Un parcours professionnel atypique
Valérie Peugeot débute son intervention en nous présentant un parcours professionnel et militant éclectique. Titulaire d’un double diplôme en Droit et Science Politique et après un bref passage au Parlement Européen en tant qu’assistante parlementaire, Valérie Peugeot travaille et milite depuis 15 ans dans le milieu associatif et plus particulièrement auprès de l’association VECAM dont elle est actuellement la Présidente. Cette association promeut les usages sociaux et démocratiques des Technologies de l’Information et de la Communication tout en donnant aux citoyens les moyens de s’interroger, comprendre, débattre et s’approprier les transformations liées au numérique. Actuellement chercheuse au laboratoire de Sciences Humaines et Sociales d’Orange Labs, elle continue sa carrière en tant que vice-présidente du Conseil National du Numérique depuis Janvier 2013.
A partir de son expérience du monde associatif, de l’entreprise et des institutions publiques, Valérie Peugeot revisite certains sujets liés au numérique pour les aborder sous différents angles au sein du Conseil National du Numérique. Une volonté de faire « bouger le monde ». Celle-ci nous a dévoilé les principaux points que traite le rapport Citoyens d’une société numérique – Accès, Littératie, Médiations, Pouvoir d’agir : pour une nouvelle politique d’inclusion du CNNum. Explications.
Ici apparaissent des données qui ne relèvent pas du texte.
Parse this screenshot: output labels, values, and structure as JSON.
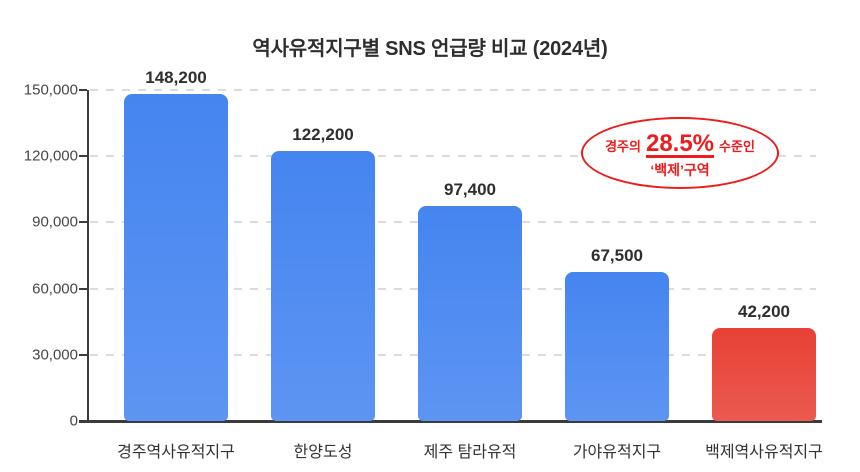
{
  "title": "역사유적지구별 SNS 언급량 비교 (2024년)",
  "chart_data": {
    "type": "bar",
    "title": "역사유적지구별 SNS 언급량 비교 (2024년)",
    "categories": [
      "경주역사유적지구",
      "한양도성",
      "제주 탐라유적",
      "가야유적지구",
      "백제역사유적지구"
    ],
    "values": [
      148200,
      122200,
      97400,
      67500,
      42200
    ],
    "value_labels": [
      "148,200",
      "122,200",
      "97,400",
      "67,500",
      "42,200"
    ],
    "bar_colors": [
      "#4585F0",
      "#4585F0",
      "#4585F0",
      "#4585F0",
      "#E84136"
    ],
    "xlabel": "",
    "ylabel": "",
    "ylim": [
      0,
      150000
    ],
    "yticks": [
      0,
      30000,
      60000,
      90000,
      120000,
      150000
    ],
    "ytick_labels": [
      "0",
      "30,000",
      "60,000",
      "90,000",
      "120,000",
      "150,000"
    ],
    "grid": "horizontal-dashed",
    "legend": "none"
  },
  "annotation": {
    "line1_prefix": "경주의",
    "highlight": "28.5%",
    "line1_suffix": "수준인",
    "line2": "‘백제’구역",
    "color": "#ec1c1c"
  },
  "colors": {
    "bar_blue": "#4585F0",
    "bar_red": "#E84136",
    "axis": "#3b3b3b",
    "grid_line": "#dcdcdc",
    "text_dark": "#2e2e2e",
    "annotation_red": "#ec1c1c"
  }
}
Le Conseil National du Numérique
Créé en Avril 2011 par le gouvernement de Nicolas Sarkozy, le CNNum a connu sa première refondation à la suite de l’élection de François Hollande. L’ancienne mouture, essentiellement composée de « grands patrons du numérique » a laissé place à une organisation plus « hétérogène », comme nous le dit Valérie Peugeot. Cette fois-ci composée d’enseignants, de chercheurs, de créateurs de petites entreprises, de grands patrons du numérique mais également d’associations. La mission de ce Conseil National est d’émettre recommandations et avis sur les questions relatives à l’impact du numérique sur la société et l’économie. Afin d’émettre ces recommandations le Conseil se fonde sur le savoir-faire des gens du métier. Un important travail d’écoute d’une pluralité d’acteurs est organisé avant d’entreprendre le travail de groupe et la restitution des avis. Toutefois, Valérie Peugeot relativise l’influence que le CNNum peut avoir sur les décisions publiques : « il y a un certains sujets sur lesquels nous ne sommes pas entendus, notamment le projet de loi relatif à la lutte contre le terrorisme ». Même s’il est difficile d’évaluer les effets du CNNum car c’est un travail qui s’inscrit dans la durée, celui-ci a ses victoires lorsqu’une recommandation est prise en compte ou qu’une association s’appuie sur ces rapports pour fortifier son argumentaire. Cela a été le cas de la proposition de loi dans la « lutte contre le système prostitutionnel » lorsque l’article 1 qui prévoit le blocage de sites de proxénétisme hébergés à l’étranger a été retiré de la proposition de loi suite à une recommandation du Conseil. Le Conseil National du Numérique effectue un travail de sensibilisation à l’intérieur du gouvernement et des administrations ou encore un travail de légitimation auprès des associations mais n’a en aucun cas vocation à remplacer les experts. Il essaie, avec les moyens qui sont les siens, d’amener un regard décalé par rapport aux institutions qui réfléchissent sur les questions du numérique.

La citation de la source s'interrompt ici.